AJ: What made you decide to work overseas?
BBM: Actually, prior my leaving the country, I became an enlisted civilian army and joined the 8th Infantry Battalion under Col. Rey C. Ardo for three years. We were assigned to assist in combat in Maramag, Bukidnon and neighboring towns where our service was needed. I brought with me my band and we were tasked to entertain people amid chaotic and warring atmospheres.
I came to realize my passion as a singer won’t prosper in the boondocks and warzones so, in 2001, I applied as an entertainer in China.
AJ: So, how did you fare in a foreign land?
BBM: I landed in Xiamen City, a Chinese port city in the southeast coast, and was assigned in Holiday Inn as a member of a band for a year. Then I went on as a solo performer in 1801 Club for almost seven years (2006 – 2013) and moved to 99 Club for two years (2013-2015). My schedules weren’t that tight so I was able to record and upload my songs on YouTube during my free time.
AJ: How many songs have you uploaded? Any favorite song among them?
BBM: A lot… a little more than three hundred songs…mostly Air supply. I love Air Supply’s “Having You Near Me” and Michael Bolton’s “Said I Love You But I Lied” not only because I feel I did my best on them but simply because both have garnered two million views.

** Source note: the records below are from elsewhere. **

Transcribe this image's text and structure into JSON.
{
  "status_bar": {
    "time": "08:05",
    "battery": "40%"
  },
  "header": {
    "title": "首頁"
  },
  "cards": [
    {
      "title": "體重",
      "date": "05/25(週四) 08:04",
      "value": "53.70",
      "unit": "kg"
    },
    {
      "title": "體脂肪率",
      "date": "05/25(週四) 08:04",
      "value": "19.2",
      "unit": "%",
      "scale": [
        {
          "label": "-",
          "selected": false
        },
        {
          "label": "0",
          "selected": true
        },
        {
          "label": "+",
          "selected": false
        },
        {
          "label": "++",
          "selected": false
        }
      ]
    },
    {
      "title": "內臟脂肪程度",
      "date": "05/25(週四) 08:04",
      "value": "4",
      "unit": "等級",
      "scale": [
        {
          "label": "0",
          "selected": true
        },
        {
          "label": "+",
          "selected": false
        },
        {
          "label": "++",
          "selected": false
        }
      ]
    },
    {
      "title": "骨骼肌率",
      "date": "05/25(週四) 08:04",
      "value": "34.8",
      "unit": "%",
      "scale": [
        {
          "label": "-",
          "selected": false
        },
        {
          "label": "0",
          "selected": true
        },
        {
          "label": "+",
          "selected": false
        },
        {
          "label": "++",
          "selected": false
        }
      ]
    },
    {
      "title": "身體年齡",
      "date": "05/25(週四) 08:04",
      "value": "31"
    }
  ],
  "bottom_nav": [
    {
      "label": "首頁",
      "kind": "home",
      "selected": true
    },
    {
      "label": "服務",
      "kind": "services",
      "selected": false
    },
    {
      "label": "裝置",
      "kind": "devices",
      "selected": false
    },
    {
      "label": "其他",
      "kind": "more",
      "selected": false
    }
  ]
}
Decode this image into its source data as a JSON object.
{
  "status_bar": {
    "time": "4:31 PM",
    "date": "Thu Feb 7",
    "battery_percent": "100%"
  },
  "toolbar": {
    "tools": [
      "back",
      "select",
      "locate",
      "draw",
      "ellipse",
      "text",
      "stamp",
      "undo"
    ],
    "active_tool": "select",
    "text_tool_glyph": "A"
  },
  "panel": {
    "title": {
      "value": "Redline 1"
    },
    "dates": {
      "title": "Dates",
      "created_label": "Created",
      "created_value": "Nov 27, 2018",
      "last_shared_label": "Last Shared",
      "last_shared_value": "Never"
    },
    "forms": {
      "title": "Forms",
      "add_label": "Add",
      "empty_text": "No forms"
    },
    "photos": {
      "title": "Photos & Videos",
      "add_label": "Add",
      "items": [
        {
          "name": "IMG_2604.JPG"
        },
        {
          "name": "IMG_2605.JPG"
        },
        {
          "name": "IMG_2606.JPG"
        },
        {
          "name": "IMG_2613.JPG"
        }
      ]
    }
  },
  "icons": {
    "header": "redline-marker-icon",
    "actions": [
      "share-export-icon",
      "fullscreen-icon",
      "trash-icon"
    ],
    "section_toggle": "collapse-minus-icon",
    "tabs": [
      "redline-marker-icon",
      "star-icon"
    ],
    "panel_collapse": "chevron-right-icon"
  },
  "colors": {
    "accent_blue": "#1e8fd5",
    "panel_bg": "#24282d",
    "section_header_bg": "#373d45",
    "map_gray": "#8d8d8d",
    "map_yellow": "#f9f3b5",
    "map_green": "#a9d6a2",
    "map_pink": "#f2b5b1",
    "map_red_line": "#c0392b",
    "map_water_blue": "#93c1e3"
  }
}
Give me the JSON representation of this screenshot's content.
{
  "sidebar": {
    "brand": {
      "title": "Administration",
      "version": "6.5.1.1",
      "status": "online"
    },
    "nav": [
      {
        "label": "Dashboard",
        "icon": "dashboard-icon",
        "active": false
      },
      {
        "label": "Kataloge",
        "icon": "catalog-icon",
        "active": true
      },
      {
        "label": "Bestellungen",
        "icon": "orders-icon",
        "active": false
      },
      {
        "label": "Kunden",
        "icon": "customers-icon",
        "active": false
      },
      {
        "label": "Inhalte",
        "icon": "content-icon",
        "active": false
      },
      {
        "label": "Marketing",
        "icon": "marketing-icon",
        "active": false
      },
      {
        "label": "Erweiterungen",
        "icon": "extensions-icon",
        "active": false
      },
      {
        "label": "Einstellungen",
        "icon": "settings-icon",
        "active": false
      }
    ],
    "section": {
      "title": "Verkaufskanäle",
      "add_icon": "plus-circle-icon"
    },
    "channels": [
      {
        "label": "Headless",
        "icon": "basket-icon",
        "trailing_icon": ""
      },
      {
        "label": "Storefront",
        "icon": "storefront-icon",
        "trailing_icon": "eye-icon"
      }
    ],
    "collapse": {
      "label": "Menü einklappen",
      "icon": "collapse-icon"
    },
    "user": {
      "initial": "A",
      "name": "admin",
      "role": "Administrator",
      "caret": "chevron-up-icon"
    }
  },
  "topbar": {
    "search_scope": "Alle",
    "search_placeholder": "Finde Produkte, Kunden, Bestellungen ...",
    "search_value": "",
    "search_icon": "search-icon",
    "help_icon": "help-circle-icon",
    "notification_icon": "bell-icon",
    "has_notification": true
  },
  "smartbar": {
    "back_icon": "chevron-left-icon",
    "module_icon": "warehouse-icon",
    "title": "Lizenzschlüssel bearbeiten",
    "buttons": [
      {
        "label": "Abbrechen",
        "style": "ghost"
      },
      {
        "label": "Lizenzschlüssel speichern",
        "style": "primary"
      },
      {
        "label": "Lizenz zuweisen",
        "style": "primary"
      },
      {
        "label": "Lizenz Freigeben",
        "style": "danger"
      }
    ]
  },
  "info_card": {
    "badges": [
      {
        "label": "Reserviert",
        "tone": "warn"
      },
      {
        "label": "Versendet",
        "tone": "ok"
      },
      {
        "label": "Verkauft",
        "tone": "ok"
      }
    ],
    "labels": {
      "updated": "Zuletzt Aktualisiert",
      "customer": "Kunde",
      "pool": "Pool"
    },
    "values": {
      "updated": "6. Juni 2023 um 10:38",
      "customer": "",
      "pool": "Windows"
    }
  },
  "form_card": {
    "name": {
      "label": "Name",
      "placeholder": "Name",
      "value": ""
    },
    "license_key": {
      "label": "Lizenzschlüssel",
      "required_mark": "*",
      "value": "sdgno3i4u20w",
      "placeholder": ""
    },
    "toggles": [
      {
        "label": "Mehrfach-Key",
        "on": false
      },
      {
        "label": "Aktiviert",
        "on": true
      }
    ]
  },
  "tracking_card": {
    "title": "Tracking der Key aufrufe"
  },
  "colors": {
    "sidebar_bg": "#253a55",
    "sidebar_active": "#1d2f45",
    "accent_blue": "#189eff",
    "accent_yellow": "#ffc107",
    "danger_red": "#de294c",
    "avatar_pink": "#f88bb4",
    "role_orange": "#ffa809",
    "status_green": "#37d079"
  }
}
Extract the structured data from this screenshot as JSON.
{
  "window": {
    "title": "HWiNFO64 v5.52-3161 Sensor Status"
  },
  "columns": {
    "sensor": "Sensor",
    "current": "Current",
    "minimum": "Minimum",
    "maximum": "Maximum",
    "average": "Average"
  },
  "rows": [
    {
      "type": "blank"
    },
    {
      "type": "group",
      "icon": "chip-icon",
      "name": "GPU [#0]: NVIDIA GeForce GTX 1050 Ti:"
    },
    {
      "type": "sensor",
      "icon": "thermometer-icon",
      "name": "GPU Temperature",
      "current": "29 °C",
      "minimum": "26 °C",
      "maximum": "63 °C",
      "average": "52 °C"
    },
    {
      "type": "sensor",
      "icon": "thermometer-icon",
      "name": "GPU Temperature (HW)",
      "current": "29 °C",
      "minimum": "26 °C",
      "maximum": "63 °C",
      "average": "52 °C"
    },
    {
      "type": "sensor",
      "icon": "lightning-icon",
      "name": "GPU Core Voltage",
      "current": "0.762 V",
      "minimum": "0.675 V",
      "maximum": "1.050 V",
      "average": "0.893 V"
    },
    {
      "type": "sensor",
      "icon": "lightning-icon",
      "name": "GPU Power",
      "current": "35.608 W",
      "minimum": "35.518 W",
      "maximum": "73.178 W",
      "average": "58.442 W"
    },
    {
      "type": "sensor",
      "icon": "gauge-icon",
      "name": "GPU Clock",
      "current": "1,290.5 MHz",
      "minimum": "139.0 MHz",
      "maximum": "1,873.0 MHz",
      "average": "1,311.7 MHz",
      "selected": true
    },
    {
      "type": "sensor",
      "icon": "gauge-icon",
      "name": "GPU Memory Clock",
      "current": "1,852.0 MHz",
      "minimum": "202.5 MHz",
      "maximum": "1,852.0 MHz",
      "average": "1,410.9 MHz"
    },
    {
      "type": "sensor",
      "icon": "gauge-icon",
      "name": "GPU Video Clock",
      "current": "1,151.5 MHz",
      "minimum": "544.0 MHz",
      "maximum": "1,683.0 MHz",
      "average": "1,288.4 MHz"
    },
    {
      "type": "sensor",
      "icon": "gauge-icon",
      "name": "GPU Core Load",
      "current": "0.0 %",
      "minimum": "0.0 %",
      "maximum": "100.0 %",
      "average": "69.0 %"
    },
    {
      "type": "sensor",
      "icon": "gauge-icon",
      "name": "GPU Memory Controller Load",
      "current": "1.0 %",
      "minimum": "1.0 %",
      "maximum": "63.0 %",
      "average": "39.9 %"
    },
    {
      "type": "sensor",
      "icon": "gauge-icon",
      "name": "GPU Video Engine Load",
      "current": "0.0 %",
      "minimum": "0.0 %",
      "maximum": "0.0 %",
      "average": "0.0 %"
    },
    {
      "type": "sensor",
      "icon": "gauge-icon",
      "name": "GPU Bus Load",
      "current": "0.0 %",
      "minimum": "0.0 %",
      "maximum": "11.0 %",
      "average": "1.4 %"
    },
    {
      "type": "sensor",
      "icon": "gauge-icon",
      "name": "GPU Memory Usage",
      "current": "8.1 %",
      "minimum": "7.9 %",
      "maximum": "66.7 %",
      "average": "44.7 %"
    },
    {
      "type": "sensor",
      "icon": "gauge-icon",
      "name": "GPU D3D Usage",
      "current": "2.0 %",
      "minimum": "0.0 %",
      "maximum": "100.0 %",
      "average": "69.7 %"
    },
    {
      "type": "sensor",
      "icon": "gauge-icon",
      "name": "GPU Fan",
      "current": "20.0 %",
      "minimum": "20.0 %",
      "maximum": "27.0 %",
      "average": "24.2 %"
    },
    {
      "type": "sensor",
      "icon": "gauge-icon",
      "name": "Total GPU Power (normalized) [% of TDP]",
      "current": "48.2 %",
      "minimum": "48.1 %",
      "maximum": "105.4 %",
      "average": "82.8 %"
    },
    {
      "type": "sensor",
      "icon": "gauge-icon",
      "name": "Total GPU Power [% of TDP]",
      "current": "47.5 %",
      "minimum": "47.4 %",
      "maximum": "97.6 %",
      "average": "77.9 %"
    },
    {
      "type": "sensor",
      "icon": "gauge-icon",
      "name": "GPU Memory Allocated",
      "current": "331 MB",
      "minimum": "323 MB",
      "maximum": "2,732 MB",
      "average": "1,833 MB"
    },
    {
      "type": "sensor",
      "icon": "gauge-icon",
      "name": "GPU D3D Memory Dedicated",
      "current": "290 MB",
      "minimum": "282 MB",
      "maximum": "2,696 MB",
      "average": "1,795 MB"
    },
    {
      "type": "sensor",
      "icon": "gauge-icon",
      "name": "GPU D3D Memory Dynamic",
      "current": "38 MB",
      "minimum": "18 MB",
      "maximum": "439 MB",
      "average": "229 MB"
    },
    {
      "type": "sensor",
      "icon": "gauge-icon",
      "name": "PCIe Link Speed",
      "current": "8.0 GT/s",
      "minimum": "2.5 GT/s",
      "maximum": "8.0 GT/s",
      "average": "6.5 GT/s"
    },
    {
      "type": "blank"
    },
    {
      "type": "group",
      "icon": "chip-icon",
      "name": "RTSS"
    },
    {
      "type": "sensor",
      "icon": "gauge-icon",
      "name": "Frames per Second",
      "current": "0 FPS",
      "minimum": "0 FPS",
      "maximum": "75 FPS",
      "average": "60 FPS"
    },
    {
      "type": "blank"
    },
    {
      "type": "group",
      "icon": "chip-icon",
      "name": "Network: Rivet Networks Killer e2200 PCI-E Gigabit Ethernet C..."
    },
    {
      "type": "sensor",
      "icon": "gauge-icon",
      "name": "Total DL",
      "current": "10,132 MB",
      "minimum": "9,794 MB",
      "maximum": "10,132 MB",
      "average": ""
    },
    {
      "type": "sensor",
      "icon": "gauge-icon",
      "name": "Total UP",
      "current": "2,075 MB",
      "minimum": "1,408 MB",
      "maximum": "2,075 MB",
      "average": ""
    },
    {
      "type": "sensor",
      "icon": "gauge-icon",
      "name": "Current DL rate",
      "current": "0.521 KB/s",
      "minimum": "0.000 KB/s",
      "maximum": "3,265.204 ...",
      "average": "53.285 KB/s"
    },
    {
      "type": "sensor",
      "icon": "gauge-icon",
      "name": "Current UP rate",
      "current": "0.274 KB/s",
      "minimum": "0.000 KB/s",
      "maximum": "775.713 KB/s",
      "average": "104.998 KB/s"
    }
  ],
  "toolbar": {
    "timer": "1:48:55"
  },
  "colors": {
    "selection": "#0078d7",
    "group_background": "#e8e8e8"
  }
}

AJ: I heard you almost made it similar to Arnel Pineda’s fate?
BBM: Yeah, almost! It was Frankie Sullivan, guitarist and songwriter of Survivor Band, who discovered me on YouTube with “The Search Is Over,” a 1985 song by the same band. He contacted me and invited me to audition in Chicago. They actually approved of my performance and I knew I passed the tryout…but for some reasons, the plan folded up right there.
AJ: How did it feel? How did you take it?
BBM: Frustrated, of course! But I respected their opinion and decision. I just shrugged it off. If it wasn’t meant for me then so be it. I still believe God has even better plans for me. But the only consolation there was I was given the opportunity to legally enter the US and maybe, make all possibilities to succeed.
AJ: If given a choice, would you rather be employed, manage your own business, or make singing for a living?
BBM: Honestly, I would prefer both… as an entrepreneur and an entertainer… so that I’ll still have a fallback in the event one fails.
AJ: So far, what has been your biggest achievement, failure, regret, concert, obsession, frustration, and dream?
BBM: Achievement…? Hmmm, well, that would easily be the fame that YouTube gave me…it opened doors of opportunity for me.
Failure: My audition with Ryan Cayabyab as a Smokey Mountain member… due to my Visayan accent.
Regret: Actually, none that I could think of… everything that happened in my life was quite acceptable and fine. But if ever there would be one… that would be not mustering enough courage to fight for what should have been due me.
Concert: My fundraising concert in Valencia City in 2014 that raised money to support a poor patient’s heart surgery.
Obsession: To sing and share the stage with Air Supply and Arnel Pineda.
Frustration: My failure to make it as Survivor’s frontman.
AJ: What is your stress reliever after a hard day’s grind?
BBM: My family…my wife and my eight-year-old son… they are both the world to me.
Like a chameleon, Bryan is an effectual mimicker. His vocal power could effortlessly sound at par with the original artists and at times, even much better. If only Lady Luck could lead him to the right track that will offer him the opportunity to prove his worth, without a trace of doubt, the moniker Bryan B. Magsayo won’t only be reigning supreme on YouTube but will be a prominent figure in the main stream arena.